As I walked gingerly along the icy way, seeing the frozen moss and cold folded leaves of oxalis, I thought about how plants and growth halt in winter. I thought, All our dreams and creativity wait like seeds within us. Ignoring them or not believing in them is like covering them with snow and ice, freezing those dreams into dormancy. And contemplating them, believing in them, taking action towards realizing them, is like shining sun and showering rain on them. I wondered how many seeds of creativity are waiting, dormant, for me to see them and nurture them into existance.
When I got home, nose and fingertips frozen, I arranged my finds carefully in the beautiful hand-carved harvest bowl I love so much. The fallen bird's nest was a find from a couple weeks ago and it completed the collection of tiny nature treasures for December.
After I took this photo, I placed the little bits and pieces into the nest, and admired the few but beautiful things of December. They looked like a little rainbow.
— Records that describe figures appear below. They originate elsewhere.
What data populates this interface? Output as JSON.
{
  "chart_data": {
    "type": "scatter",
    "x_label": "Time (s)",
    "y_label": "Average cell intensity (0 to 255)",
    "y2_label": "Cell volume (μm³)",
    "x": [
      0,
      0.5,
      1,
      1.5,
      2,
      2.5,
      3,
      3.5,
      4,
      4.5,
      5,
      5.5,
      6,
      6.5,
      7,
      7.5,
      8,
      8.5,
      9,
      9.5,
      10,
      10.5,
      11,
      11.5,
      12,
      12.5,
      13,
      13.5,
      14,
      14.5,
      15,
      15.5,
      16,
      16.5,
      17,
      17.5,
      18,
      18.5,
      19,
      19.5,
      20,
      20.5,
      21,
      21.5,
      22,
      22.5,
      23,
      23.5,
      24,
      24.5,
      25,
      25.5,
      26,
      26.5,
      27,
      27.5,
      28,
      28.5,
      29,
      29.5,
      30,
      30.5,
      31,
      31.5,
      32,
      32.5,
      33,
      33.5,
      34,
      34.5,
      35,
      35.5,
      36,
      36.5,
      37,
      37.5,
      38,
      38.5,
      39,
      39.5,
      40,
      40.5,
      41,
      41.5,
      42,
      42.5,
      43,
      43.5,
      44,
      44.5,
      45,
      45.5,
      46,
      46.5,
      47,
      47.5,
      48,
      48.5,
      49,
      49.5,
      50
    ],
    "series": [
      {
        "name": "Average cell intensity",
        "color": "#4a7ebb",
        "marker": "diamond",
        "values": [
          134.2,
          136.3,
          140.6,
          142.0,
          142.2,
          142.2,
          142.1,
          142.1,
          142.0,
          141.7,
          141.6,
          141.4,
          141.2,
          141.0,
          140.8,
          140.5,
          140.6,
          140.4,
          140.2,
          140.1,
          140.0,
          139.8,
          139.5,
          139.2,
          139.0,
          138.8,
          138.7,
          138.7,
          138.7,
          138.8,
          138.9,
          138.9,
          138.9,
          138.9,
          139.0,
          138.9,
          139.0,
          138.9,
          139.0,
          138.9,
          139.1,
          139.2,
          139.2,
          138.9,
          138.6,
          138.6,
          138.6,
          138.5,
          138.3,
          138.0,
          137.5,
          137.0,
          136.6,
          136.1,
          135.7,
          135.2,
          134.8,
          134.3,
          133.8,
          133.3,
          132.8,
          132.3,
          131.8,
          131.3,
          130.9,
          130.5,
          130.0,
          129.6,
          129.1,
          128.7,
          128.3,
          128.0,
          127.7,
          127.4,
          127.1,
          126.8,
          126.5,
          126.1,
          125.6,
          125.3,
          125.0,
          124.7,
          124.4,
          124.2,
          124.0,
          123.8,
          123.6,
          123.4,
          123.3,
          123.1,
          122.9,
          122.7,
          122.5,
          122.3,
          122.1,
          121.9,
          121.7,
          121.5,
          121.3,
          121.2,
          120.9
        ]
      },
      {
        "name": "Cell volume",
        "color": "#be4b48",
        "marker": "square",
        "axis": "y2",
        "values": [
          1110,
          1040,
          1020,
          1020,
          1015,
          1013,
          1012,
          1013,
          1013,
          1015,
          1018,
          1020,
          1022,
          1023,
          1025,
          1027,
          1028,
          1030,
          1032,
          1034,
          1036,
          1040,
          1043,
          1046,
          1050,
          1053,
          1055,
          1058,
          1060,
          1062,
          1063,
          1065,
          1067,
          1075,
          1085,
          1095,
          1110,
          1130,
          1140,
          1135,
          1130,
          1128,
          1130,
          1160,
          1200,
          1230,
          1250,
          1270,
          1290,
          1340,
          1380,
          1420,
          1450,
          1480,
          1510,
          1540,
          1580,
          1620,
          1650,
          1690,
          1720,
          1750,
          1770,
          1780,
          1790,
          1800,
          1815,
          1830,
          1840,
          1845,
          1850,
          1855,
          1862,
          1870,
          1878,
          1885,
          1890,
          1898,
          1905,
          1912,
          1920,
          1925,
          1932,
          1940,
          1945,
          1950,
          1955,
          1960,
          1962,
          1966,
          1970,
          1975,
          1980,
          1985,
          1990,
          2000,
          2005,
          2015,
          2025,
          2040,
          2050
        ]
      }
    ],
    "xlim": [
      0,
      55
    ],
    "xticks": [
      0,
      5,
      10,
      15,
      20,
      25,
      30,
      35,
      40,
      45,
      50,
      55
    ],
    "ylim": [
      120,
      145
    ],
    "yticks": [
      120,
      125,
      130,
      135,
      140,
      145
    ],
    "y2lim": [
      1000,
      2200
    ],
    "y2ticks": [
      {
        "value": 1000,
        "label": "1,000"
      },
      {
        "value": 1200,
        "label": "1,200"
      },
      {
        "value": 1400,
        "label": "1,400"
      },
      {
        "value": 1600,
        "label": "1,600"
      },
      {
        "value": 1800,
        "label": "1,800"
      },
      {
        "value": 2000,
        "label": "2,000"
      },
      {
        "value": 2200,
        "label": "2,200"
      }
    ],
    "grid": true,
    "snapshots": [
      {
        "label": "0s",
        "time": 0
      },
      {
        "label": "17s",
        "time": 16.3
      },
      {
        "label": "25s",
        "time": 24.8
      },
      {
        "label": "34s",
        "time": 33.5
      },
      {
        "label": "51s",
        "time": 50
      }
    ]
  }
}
Thank you for words which were like warm embraces yesterday. I considered deleting that post numerous times, simply because it is so painful to read and remember. This past weekend, and even today, I have been drawn back into that fog of grieving which dampens all the other sounds and experiences. It lowers my energy, isolates me. I have been living in that fog on and off since losing our baby. Sometimes I realize I am lost for hours in thoughts or wishing or daydreaming, and don't feel completely here. I truly want to become more present, more productive, and live in constant gratitude instead of feeling unfulfilled.
Thank you all so much for always being here, wrapping me in your kindness and love.